New and intensifying fires are forcing the evacuation of thousands across Canada as the country battles out-of-control blazes that a provincial minister warned on Saturday could last "all summer."
Nearly 17,800 square miles have burned since the beginning of the year, well above previous averages as the country warms quicker than the rest of the world amid climate change.
The country's west has been particularly hit. After several days of respite, fires intensified in Alberta, where Friday night the town of Edson saw its second evacuation since May.
"The fire is so out of control that some forestry crews have had to back off," said Luc Mercier, chief administrative officer of Yellowhead County, where Edson is located, adding, "They can't fight this fire."
Speaking to broadcaster CBC, resident Hayley Waites said the evacuation of Edson took place in the form of an "enormous convoy" of people fleeing the town.

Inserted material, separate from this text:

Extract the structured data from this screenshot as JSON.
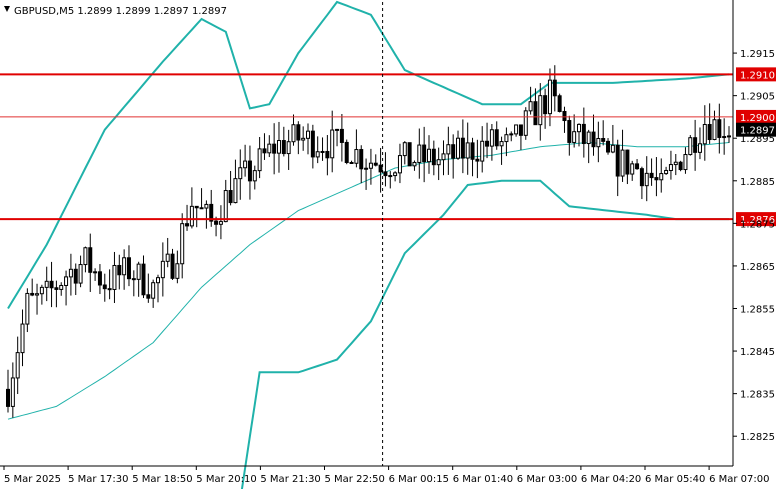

"When you're panicking to go all out, all you think about is running away," she said. "But as soon as you leave in the car, you ask: 'What if my house is no longer there when I come back?'"
In British Columbia, the 2,400 person town of Tumbler Ridge was largely evacuated as a fire approached within a couple of miles of the city.
In the country's east, Quebec Minister of Public Security Francois Bonnardel said Saturday morning that the situation in the central and northwestern parts of the province remained difficult, with several towns threatened.
Fires in northeast Quebec were considered "stable."
"This is a first in the history of Quebec to fight so many fires, to evacuate so many people," he said. "We are going to have a fight that we think will last all summer."
Some 14,000 people are under evacuation orders in the province, with Bonnardel having declared that "we haven't yet won the battle."
Environmental authorities currently list 416 active fires in the country, 203 of which are classified as out of control.